Tissue transglutaminase was reported to act as protein disulfide isomerase (PDI). We studied whether plasma transglutaminase - coagulation factor XIII (FXIII) - has PDI activity as well. PDI activity was measured by determining the ability to renature reduced-denatured RNase (rdRNase). We found that FXIII can renature rdRNase, with efficiency comparable to commercial PDI. This PDI activity was inhibited by bacitracin. Like tissue transglutaminase, FXIII-mediated PDI activity is independent of its transglutaminase activity and is located on the A subunit. Surface-associated PDI has been previously shown to catalyse two distinct functions: transnitrosation with subsequent release of intracellular nitric oxide and disulfide bond rearrangement during platelet integrin ligation. Our results imply that FXIII-PDI activity may have a role in platelet function.

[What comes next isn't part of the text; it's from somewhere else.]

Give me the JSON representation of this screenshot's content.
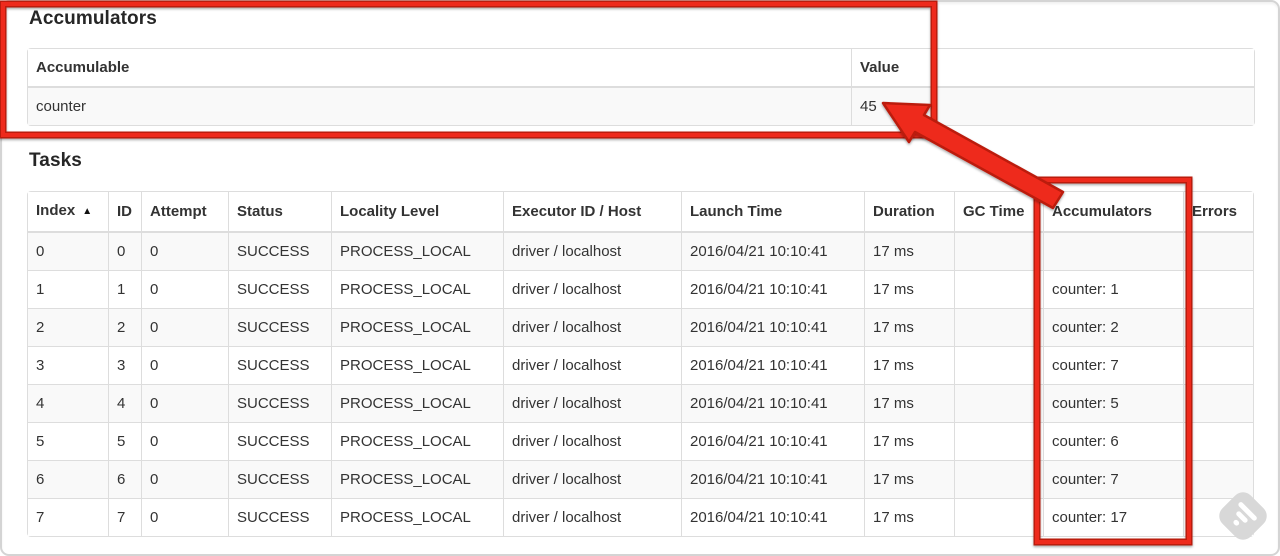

据报道,组织转谷氨酰胺酶可作为蛋白质二硫键异构酶(PDI)发挥作用。我们研究了血浆转谷氨酰胺酶 - 凝血因子 XIII(FXIII)是否也具有 PDI 活性。通过测定使还原变性核糖核酸酶(rdRNase)复性的能力来测量 PDI 活性。我们发现 FXIII 可以使 rdRNase 复性,其效率与市售 PDI 相当。这种 PDI 活性被杆菌肽抑制。与组织转谷氨酰胺酶一样,FXIII 介导的 PDI 活性与其转谷氨酰胺酶活性无关,且位于 A 亚基上。先前已表明,表面相关的 PDI 可催化两种不同的功能:转亚硝化作用及随后细胞内一氧化氮的释放,以及血小板整合素连接过程中的二硫键重排。我们的结果表明,FXIII-PDI 活性可能在血小板功能中发挥作用。